The platform also calls it “indefensible” to allow more than 1 million immigrants to obtain green cards every year — showing the influence of conservative Sen. Jeff Sessions of Alabama, the first senator to endorse Trump.
“Illegal immigration endangers everyone, exploits the taxpayers, and insults all who aspire to enter America legally,” the document reads.
Several prominent Latino Republicans were in Cleveland this week trying to push back.
“The policy position of wanting to deport the 12 million folks who are already here, building this massive wall, intercepting the remittances of hard-working migrants who are sending money back to their grandmothers and mothers, and of course trying to remove birthright citizenship from the Constitution are a waste of time,” said Daniel Garza, the executive director of the LIBRE Initiative, a Latino outreach group funded by the Koch network.
The GOP platform is a far cry from the recommendations in its post-2012 election autopsy report. That document, drafted after Mitt Romney lost by 44 points among Latinos, called on the party to embrace immigration reform and other proposals aimed at Hispanic voters.
Immigration hardliners dismissed the document, and praised Trump's implicit rejection of it.
“I like the direction” of the platform on immigration, Rep. Steve King (R-Iowa), one of the most hardline opponents of an overhaul, said in an interview this week. “I thought the autopsy report from 2012 was a big mistake and I said so from the beginning.”
It’s a much different story with Democrats. Their draft platform wants to push Obama’s executive actions — already in legal jeopardy — even further. It calls for stopping raids, a tactic that has been used by the Obama administration to find immigrants who had come here illegally within the last two years. And it demands a halt to family detention, again putting it at odds with the administration.
“Those immigrants already living in the United States, who are assets to their communities and contribute so much to our country, should be incorporated completely into our society through legal processes that give meaning to our national motto: E Pluribus Unum,” the draft Democratic platform reads.
One of the headliners at the Democratic National Convention next week is Astrid Silva, a "Dreamer" who was brought here unlawfully as a young child. The immigration activist has long been pen pals with Senate Minority Leader Harry Reid, telling the Nevada Democrat her story of crossing the Rio Grande from Mexico when she was 4 years old.
“Watching the [GOP] convention at times felt more like a Klan rally than a convention for a great political party,” said Frank Sharry, the executive director of the liberal pro-reform group, America’s Voice. Clinton’s support for comprehensive immigration is backed by a 3-to-1 margin, the veteran immigration advocate said, while Trump’s policy of removing all undocumented immigrants is opposed by the same margins.
“You tell me who is radical?” Sharry said.
Polling on immigration paints a public that appears to favor a comprehensive approach that mirrors legislation written by the "Gang of Eight" senators more than three years ago.
A Gallup Poll released Thursday underscores the divide.
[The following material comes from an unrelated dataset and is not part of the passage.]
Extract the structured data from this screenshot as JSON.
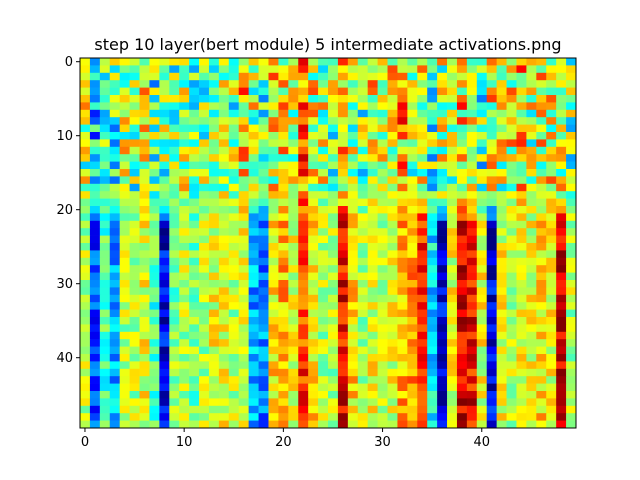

It showed 84 percent of U.S. adults favor a pathway to citizenship for immigrants here illegally as long as they met a series of requirements. Just a third support building a wall along the southern U.S. border.
Even among Republicans, the pathway to citizenship is more popular than a border wall.
Key GOP lawmakers believe Trump’s border wall is more nuanced than the nominee, or the platform, suggests. In an interview this week, Senate Judiciary Committee Chuck Grassley (R-Iowa), whose committee oversees immigration laws, argued that the wall would be not just physical but virtual, with drones and sensors.
“Remember that a physical wall across the Southern border is not going to be a physical wall in every place,” Grassley said. “You don’t secure the border just by a wall of any kind.”